Honeywell noted in an independent security notification published earlier this month Rei Heingman and Nadav Erez of Industrial Cybersecurity Firm Claroty are credited with discovering and reporting the flaws.
A Control Component Library (CCL) may be modified by a bad actor and loaded to a controller causing the controller to execute malicious code.
The CCL format is a DLL/ELF file wrapper. Its first four bytes are the executable file’s CRC32 (DLL/ELF). The following 128 bytes represent the library’s name and the rest of the file is the actual wrapped DLL/ELF file. The DLL/ELF files that have been used as the libraries of block codes that are used in the Control Builder software. There are no security validations such as signature checking or library name sanitization when the CCL files are decoded. As a result an attacker can use a directory traversal attack to upload any DLL/ELF files to any location on the remote controller.
CISA reported on Tuesday about multiple security flaws affecting all versions of Honeywell Experion Process Knowledge System C200, C200E, C300, and ACE controllers that could be exploited to achieve remote code execution and denial-of-service (DoS) conditions.

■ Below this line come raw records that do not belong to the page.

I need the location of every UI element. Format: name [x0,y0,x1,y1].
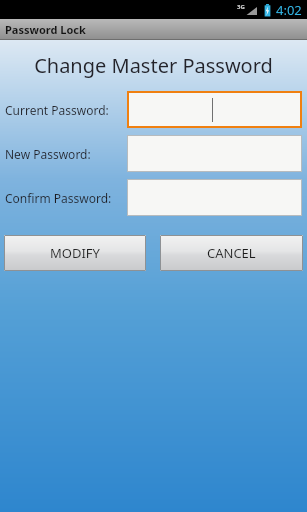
staticText: MODIFY [50,244,100,262]
button[interactable]: CANCEL [160,235,303,271]
staticText: Change Master Password [0,52,307,79]
button[interactable] [127,135,302,172]
staticText: New Password: [5,146,91,162]
staticText: Confirm Password: [5,190,112,206]
staticText: 3G [237,3,245,11]
staticText: 4:02 [276,1,302,19]
staticText: Current Password: [5,102,109,118]
staticText: Password Lock [5,22,86,37]
button[interactable] [127,91,302,128]
button[interactable] [127,179,302,216]
button[interactable]: MODIFY [4,235,146,271]
staticText: CANCEL [207,244,256,262]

The list of three flaws is as follows
- CVE-2021-38397 (CVSS score: 10.0) – Unrestricted Upload of File with Dangerous Type
- CVE-2021-38395 (CVSS score: 9.1) – Improper Neutralization of Special Elements in Output Used by a Downstream Component
- CVE-2021-38399 (CVSS score: 7.5) – Relative Path Traversal
“A patch strategy has been developed for the controllers/impacted Experion PKS Versions. This patch
includes both server software and controller firmware which are both needed to mitigate the issue. Therefore,
after installing the patch onto the Experion PKS system, all controllers must be updated with the new
firmware. ” reads the blogpost.
Additional vendor has provided below guidances which can be incorporated. For example,
a customer at R501.4 would need to migrate to the R501.6 hotfix to get the fix.
HoneyWell recommends the customers to update their systems as soon as possible in order to fully reduce the risk of reported vulnerabilities.